Here are some facts:
–Nuclear power, contrary to Gillespie’s line, is THE most expensive form of energy generation. Because of the Price Anderson Act, severe accidents are insured by the US government, by us, the taxpayers. The industry does not have to buy big accident insurance. This is a gigantic subsidy. Remember Three Mile Island? Here are the facts about the Price Anderson Act:
–Limited Liability: The Price-Anderson Act, enacted in 1957 as a temporary, 10-year measure to support the fledgling nuclear industry, limits the amount of primary insurance that nuclear operators must carry to $300 million and caps the total liability of nuclear operators in the event of a serious accident or attack to $10.5 billion. A serious nuclear accident, either caused by plant defects, or by a terrorist attack, could cost more than $600 billion in 2004 dollars, (much more today). Boise and all neighboring areas banned from habitation could not be replaced, nor the cancers caused by such an event, cured.

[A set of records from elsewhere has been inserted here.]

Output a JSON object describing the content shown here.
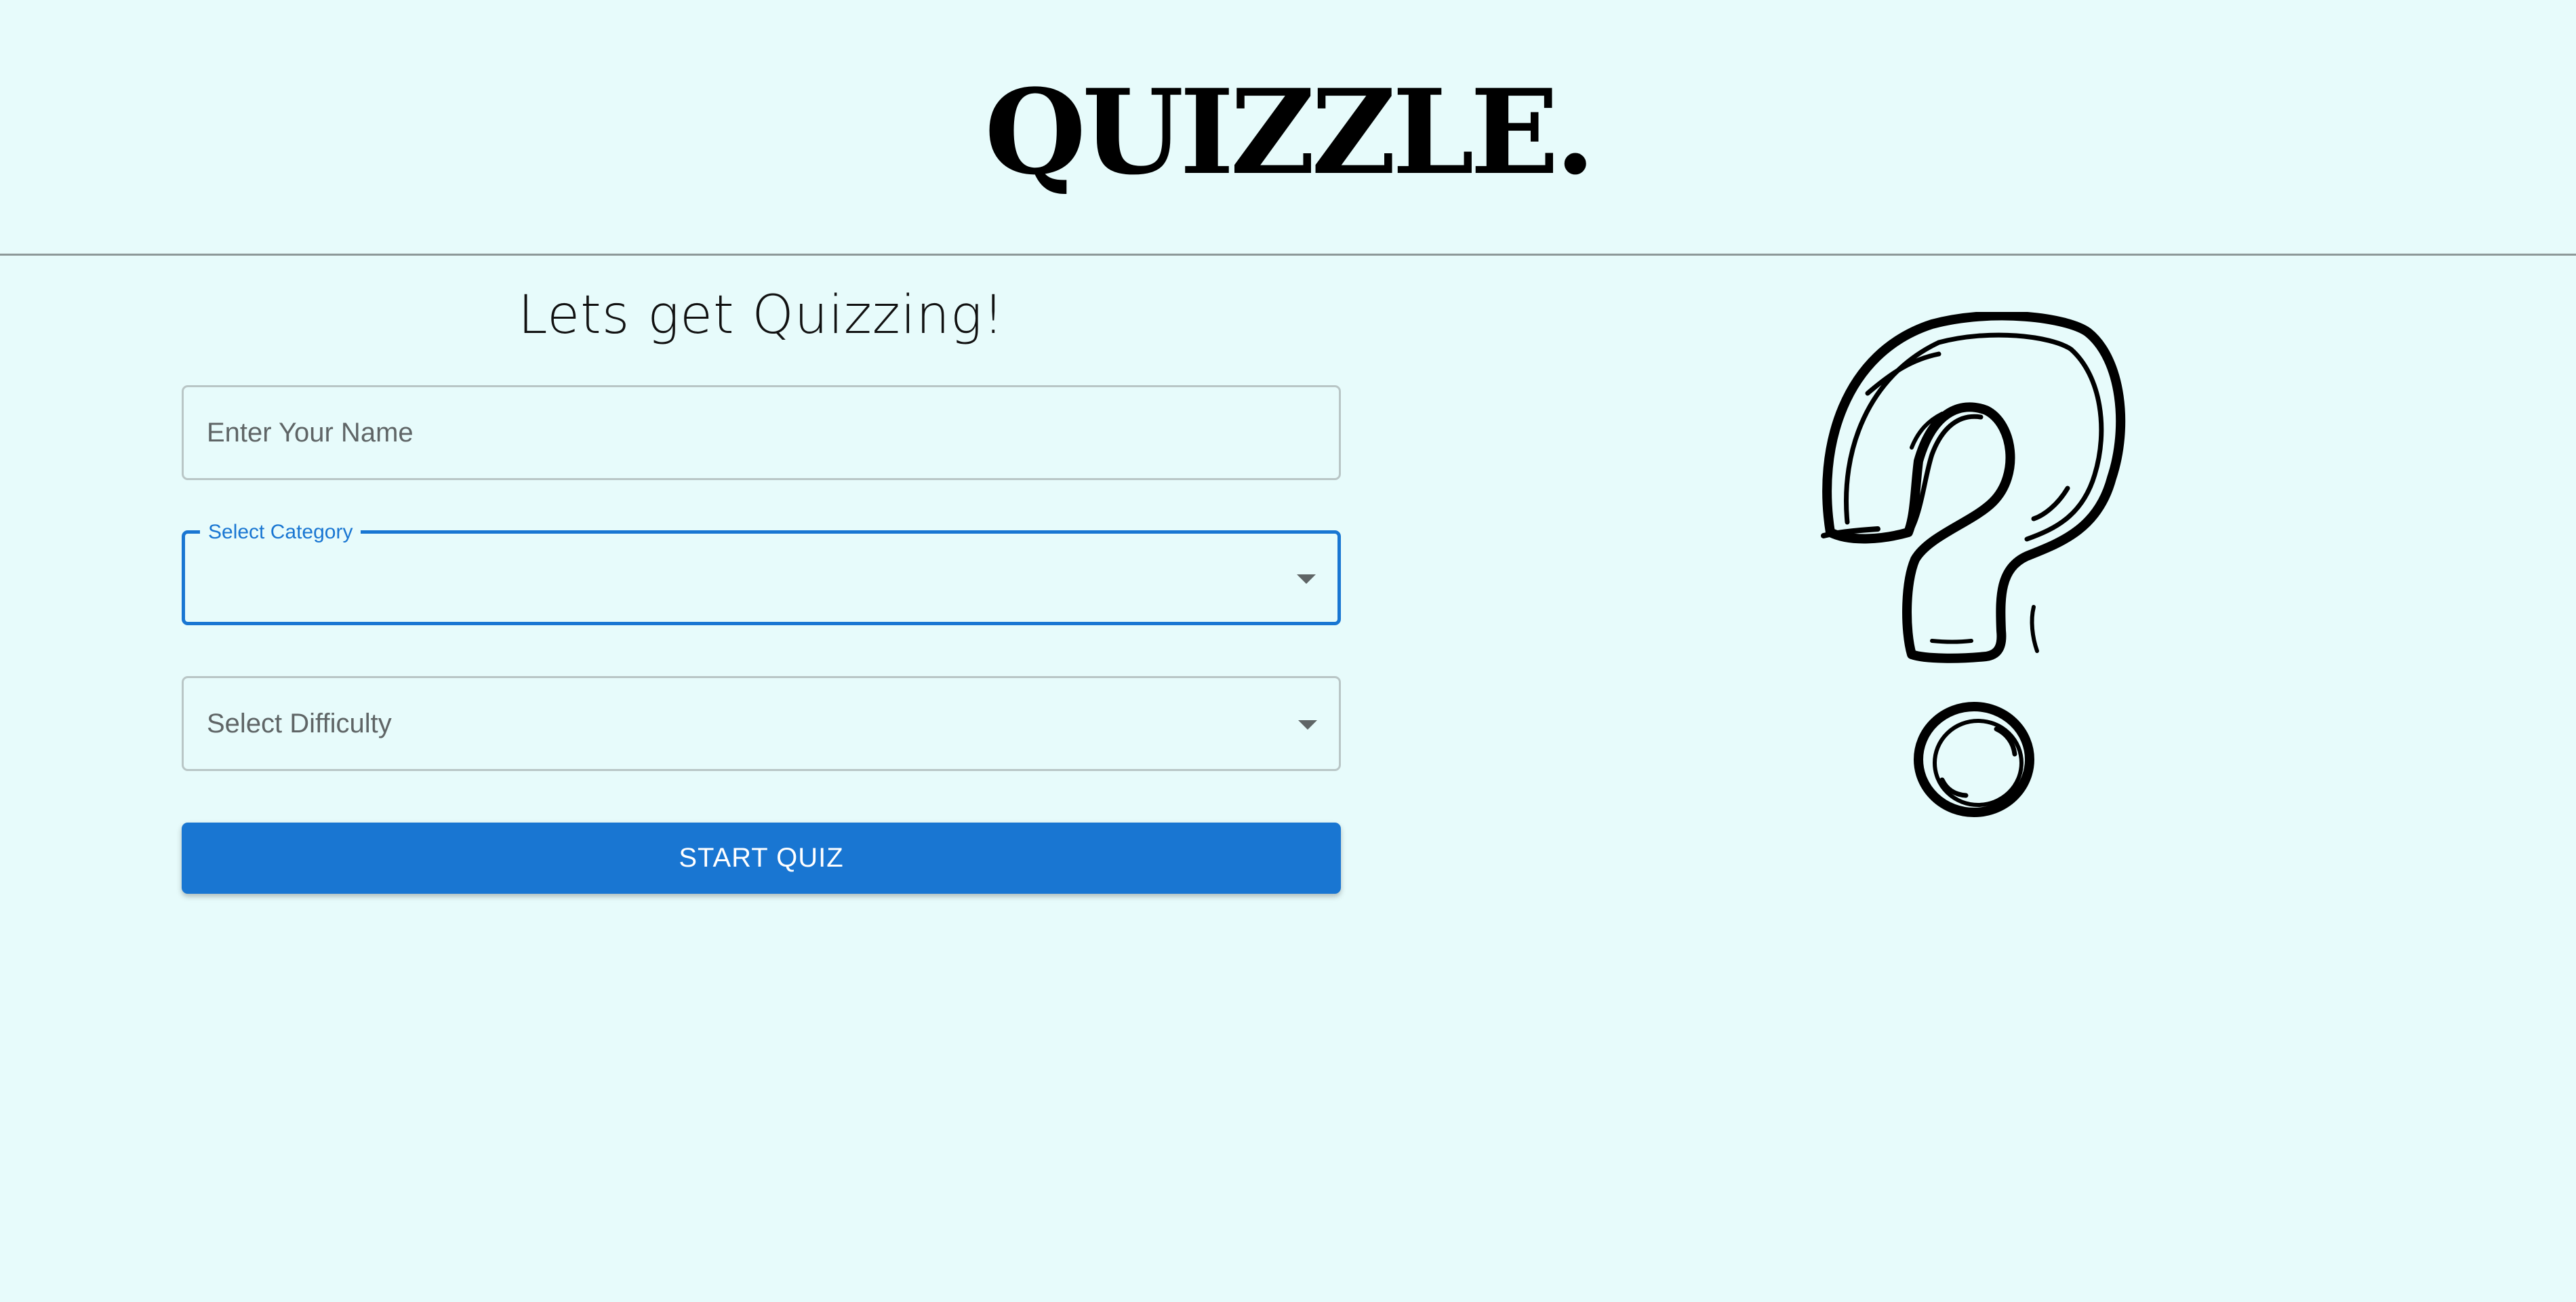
{
  "header": {
    "logo": "QUIZZLE."
  },
  "form": {
    "heading": "Lets get Quizzing!",
    "name_field": {
      "placeholder": "Enter Your Name",
      "value": ""
    },
    "category_field": {
      "label": "Select Category",
      "value": "",
      "focused": true
    },
    "difficulty_field": {
      "label": "Select Difficulty",
      "value": ""
    },
    "start_button": {
      "label": "START QUIZ"
    }
  },
  "illustration": {
    "icon": "question-mark-icon"
  },
  "colors": {
    "background": "#e7fbfb",
    "accent": "#1976d2",
    "field_border": "#b9c6c6",
    "text_muted": "#5f6566"
  }
}
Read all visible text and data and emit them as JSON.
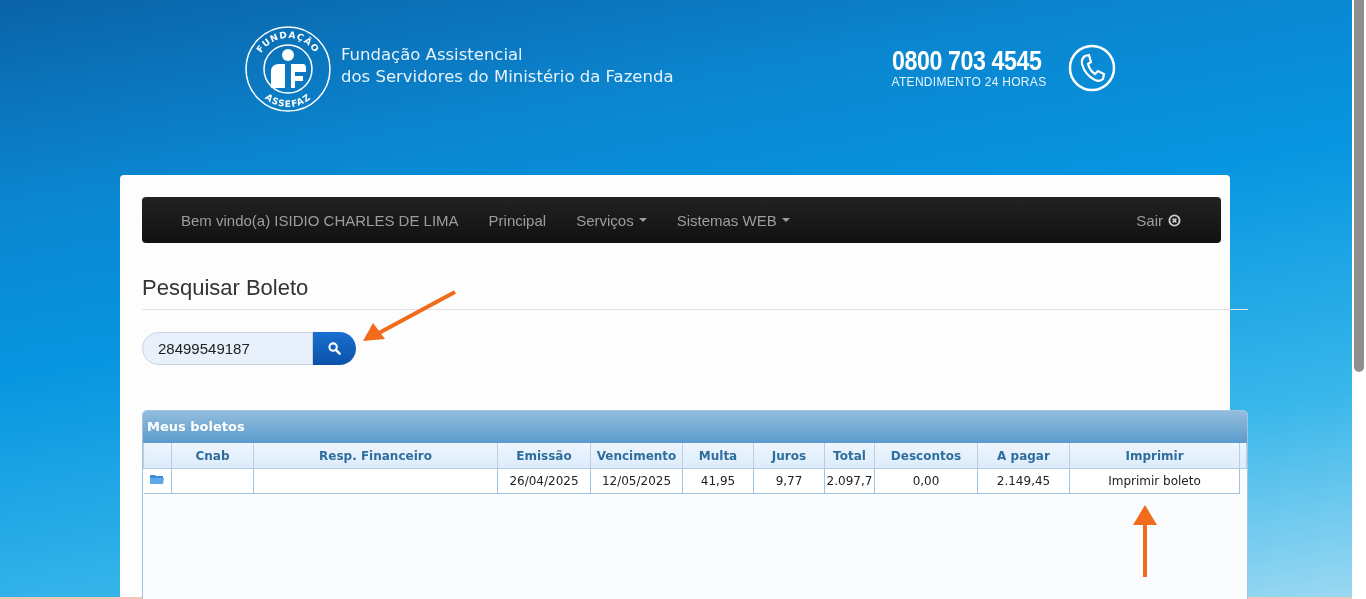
{
  "header": {
    "logo_top": "FUNDAÇÃO",
    "logo_bottom": "ASSEFAZ",
    "org_line_1": "Fundação Assistencial",
    "org_line_2": "dos Servidores do Ministério da Fazenda",
    "phone": "0800 703 4545",
    "phone_caption": "ATENDIMENTO 24 HORAS"
  },
  "navbar": {
    "items": [
      {
        "label": "Bem vindo(a) ISIDIO CHARLES DE LIMA",
        "kind": "text"
      },
      {
        "label": "Principal",
        "kind": "link"
      },
      {
        "label": "Serviços",
        "kind": "dropdown"
      },
      {
        "label": "Sistemas WEB",
        "kind": "dropdown"
      }
    ],
    "logout": "Sair"
  },
  "page_title": "Pesquisar Boleto",
  "search": {
    "value": "28499549187"
  },
  "grid": {
    "title": "Meus boletos",
    "columns": [
      "Cnab",
      "Resp. Financeiro",
      "Emissão",
      "Vencimento",
      "Multa",
      "Juros",
      "Total",
      "Descontos",
      "A pagar",
      "Imprimir"
    ],
    "rows": [
      {
        "cells": [
          "",
          "",
          "26/04/2025",
          "12/05/2025",
          "41,95",
          "9,77",
          "2.097,7",
          "0,00",
          "2.149,45"
        ],
        "print_link": "Imprimir boleto"
      }
    ]
  }
}
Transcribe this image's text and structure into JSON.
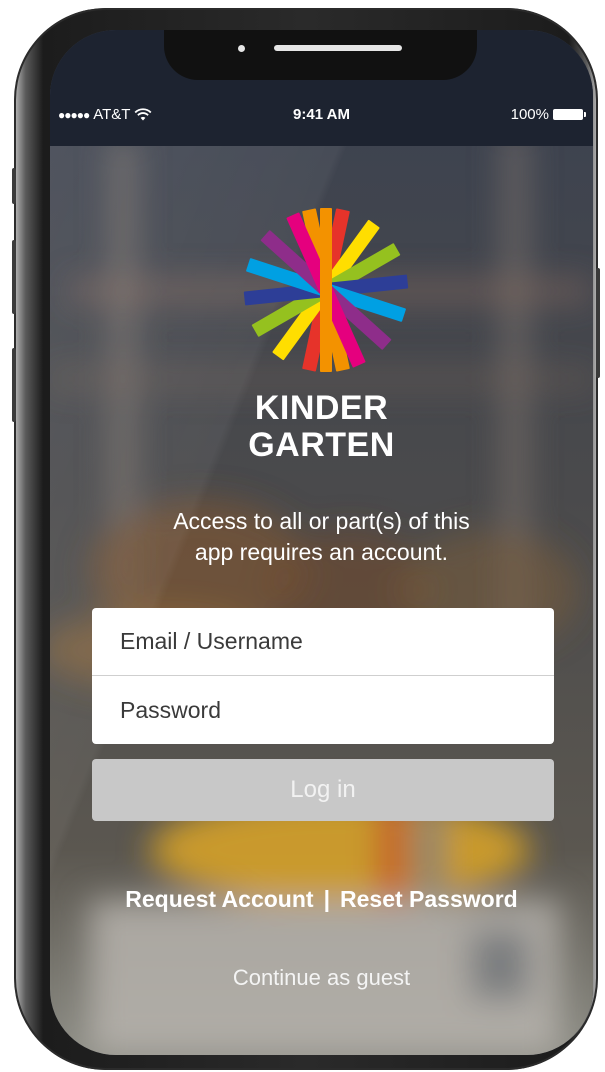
{
  "status_bar": {
    "signal": "●●●●●",
    "carrier": "AT&T",
    "wifi_icon": "wifi-icon",
    "time": "9:41 AM",
    "battery_text": "100%",
    "battery_icon": "battery-icon"
  },
  "app": {
    "logo_icon": "starburst-logo-icon",
    "brand_line1": "KINDER",
    "brand_line2": "GARTEN",
    "notice_line1": "Access to all or part(s) of this",
    "notice_line2": "app requires an account."
  },
  "form": {
    "email_placeholder": "Email / Username",
    "password_placeholder": "Password",
    "login_label": "Log in"
  },
  "links": {
    "request_account": "Request Account",
    "separator": "|",
    "reset_password": "Reset Password",
    "continue_guest": "Continue as guest"
  },
  "colors": {
    "login_button": "#c8c8c8",
    "status_bar": "#1d2330",
    "field_background": "#ffffff",
    "logo_rays": [
      "#e6332a",
      "#f39200",
      "#ffde00",
      "#95c11f",
      "#00a0e3",
      "#2d3e97",
      "#8e2d8a",
      "#e5007e"
    ]
  }
}
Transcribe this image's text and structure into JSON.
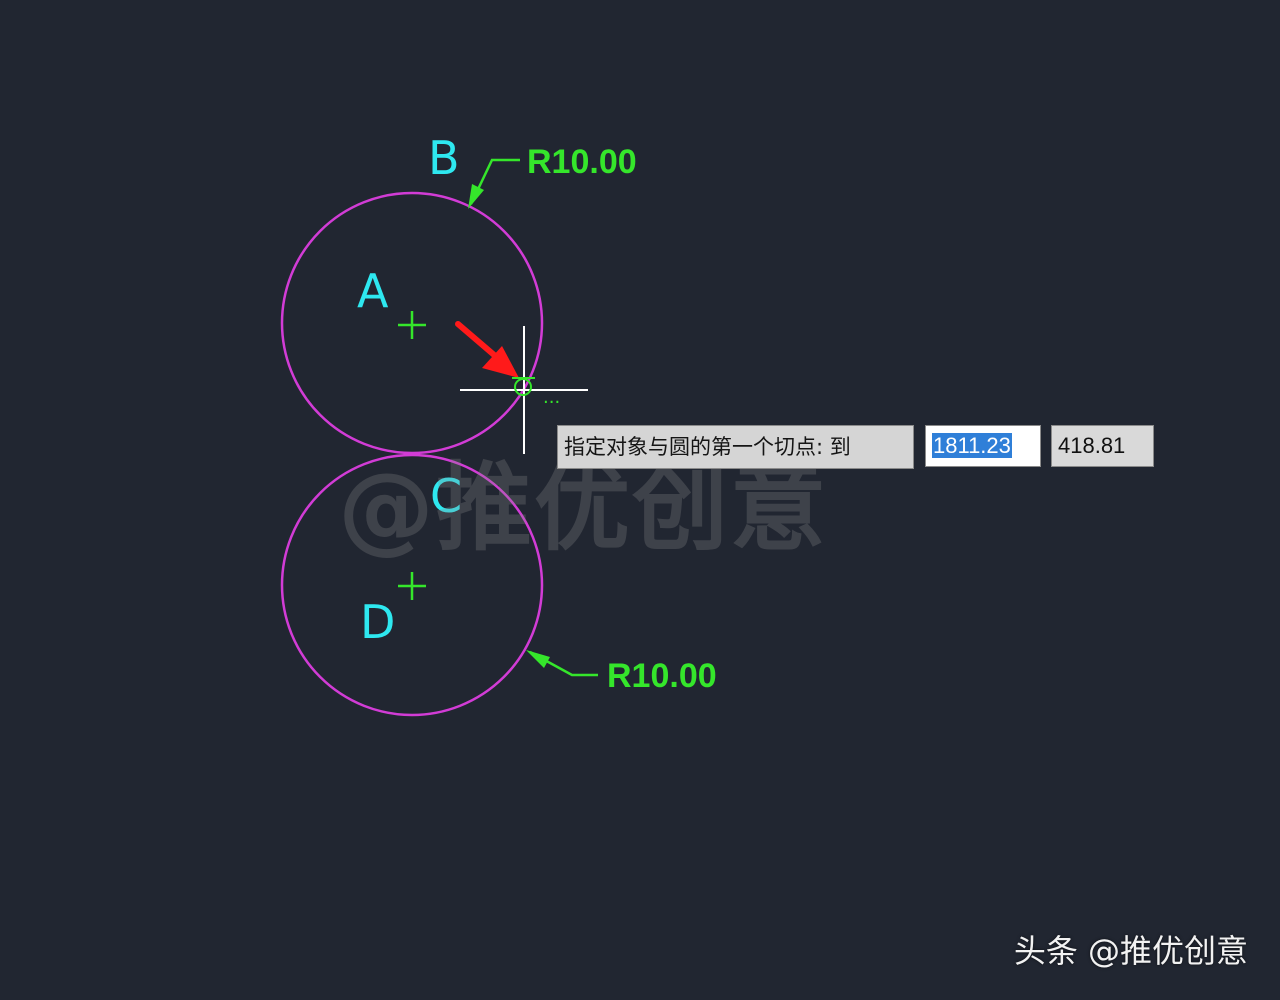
{
  "canvas": {
    "background": "#212631"
  },
  "colors": {
    "circle": "#d23cd6",
    "label": "#2ee8f0",
    "dimension": "#35e62b",
    "crosshair": "#ffffff",
    "pointer_arrow": "#ff1a1a"
  },
  "labels": {
    "a": "A",
    "b": "B",
    "c": "C",
    "d": "D"
  },
  "dimensions": {
    "top_radius": "R10.00",
    "bottom_radius": "R10.00"
  },
  "snap": {
    "marker_icon": "tangent-snap-icon",
    "ellipsis": "..."
  },
  "command_prompt": {
    "text": "指定对象与圆的第一个切点: 到",
    "x_value": "1811.23",
    "y_value": "418.81"
  },
  "watermark": {
    "center": "@推优创意",
    "corner": "头条 @推优创意"
  }
}
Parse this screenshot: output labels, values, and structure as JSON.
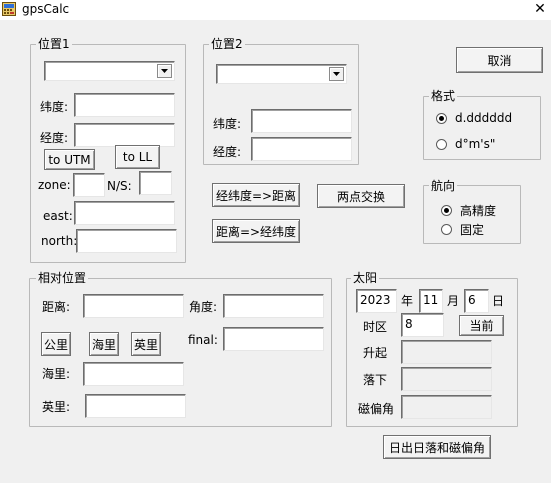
{
  "window": {
    "title": "gpsCalc",
    "close_glyph": "✕",
    "icon": "app-icon"
  },
  "pos1": {
    "legend": "位置1",
    "combo_value": "",
    "lat_label": "纬度:",
    "lat_value": "",
    "lon_label": "经度:",
    "lon_value": "",
    "to_utm_label": "to UTM",
    "to_ll_label": "to LL",
    "zone_label": "zone:",
    "zone_value": "",
    "ns_label": "N/S:",
    "ns_value": "",
    "east_label": "east:",
    "east_value": "",
    "north_label": "north:",
    "north_value": ""
  },
  "pos2": {
    "legend": "位置2",
    "combo_value": "",
    "lat_label": "纬度:",
    "lat_value": "",
    "lon_label": "经度:",
    "lon_value": ""
  },
  "actions": {
    "cancel_label": "取消",
    "ll_to_dist_label": "经纬度=>距离",
    "swap_label": "两点交换",
    "dist_to_ll_label": "距离=>经纬度",
    "sun_calc_label": "日出日落和磁偏角"
  },
  "format": {
    "legend": "格式",
    "options": [
      {
        "label": "d.dddddd",
        "selected": true
      },
      {
        "label": "d°m's\"",
        "selected": false
      }
    ]
  },
  "heading": {
    "legend": "航向",
    "options": [
      {
        "label": "高精度",
        "selected": true
      },
      {
        "label": "固定",
        "selected": false
      }
    ]
  },
  "relative": {
    "legend": "相对位置",
    "distance_label": "距离:",
    "distance_value": "",
    "angle_label": "角度:",
    "angle_value": "",
    "km_label": "公里",
    "nmi_label": "海里",
    "mile_label": "英里",
    "final_label": "final:",
    "final_value": "",
    "nmi_field_label": "海里:",
    "nmi_field_value": "",
    "mile_field_label": "英里:",
    "mile_field_value": ""
  },
  "sun": {
    "legend": "太阳",
    "year_value": "2023",
    "year_label": "年",
    "month_value": "11",
    "month_label": "月",
    "day_value": "6",
    "day_label": "日",
    "tz_label": "时区",
    "tz_value": "8",
    "now_label": "当前",
    "rise_label": "升起",
    "rise_value": "",
    "set_label": "落下",
    "set_value": "",
    "decl_label": "磁偏角",
    "decl_value": ""
  }
}
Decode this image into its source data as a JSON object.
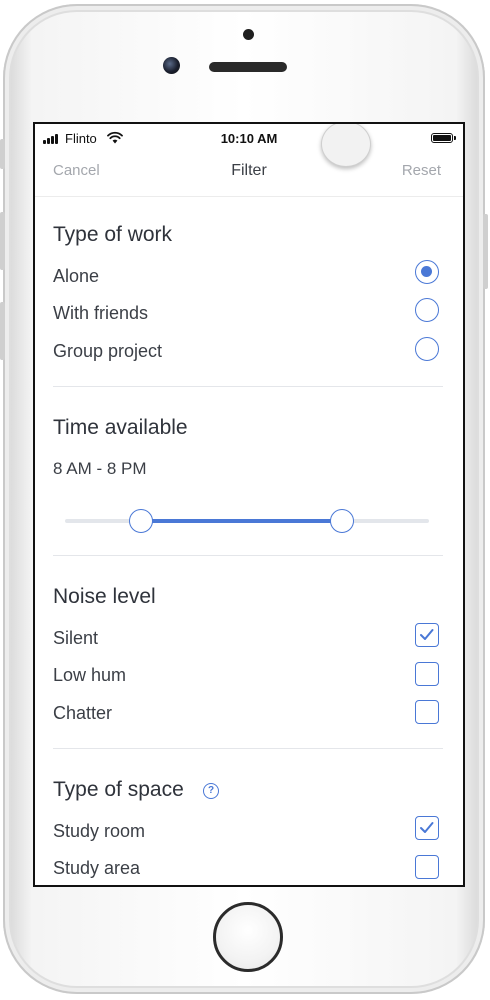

–That Act was renewed through 2025. Today, the nuclear industry claims new designs are “inherently safe.” Inherently safe, then, should mean inherently insurable; therefore, nuclear operators should be required to privately insure them.
–Another grand subsidy not found for any other type of energy generation to date except nuclear is the 2005 Energy Bill. It awarded taxpayer backing up to 80% of nuclear plant development with loan guarantees as well. See, for ex., this website page, “H.R.6, The Energy Policy Act of 2005”, for nuclear TAXPAYER GIVEAWAYS . The list on this page of subsidies is very long and the money is huge. The current energy bill is retaining these subsidies and adds more.
–Two other basic arguments against dotting the landscape with nukes: First, these plants are not “green” nor are they “clean” because they cannot be protected against aerial terrorist attacks—they are sitting ducks. A serious terrorist attack would spread radioactivity all over the state of Idaho and into all neighboring states. Second, the nuclear industry has not solved the problem of how to store or dispose of ionizing radioactive waste. Sen. Harry Reid of Nevada has seen to it that the Yucca Mountain Site, designated to store spent fuel rods’ ionizing rad-waste, doesn’t open because the citizens of Nevada don’t want this perilous repository in their midst. We should not be producing any more deadly radioactive waste for which there are no safe disposal solutions. Our citizens deserve truly green and clean energy development that is safe: wind, geothermal, and solar. The resources for developing these in Idaho are plentiful and a lot cheaper, and safer, than operating a nuclear power plant.
Idaho needs to learn more about the real costs and dangers of nuke power in Idaho. I recommend this recent book: Brice Smith. Insurmountable Risks: The Dangers of Using Nuclear Power to Combat Global Climate Change. (Paper) RDR Books, 2006.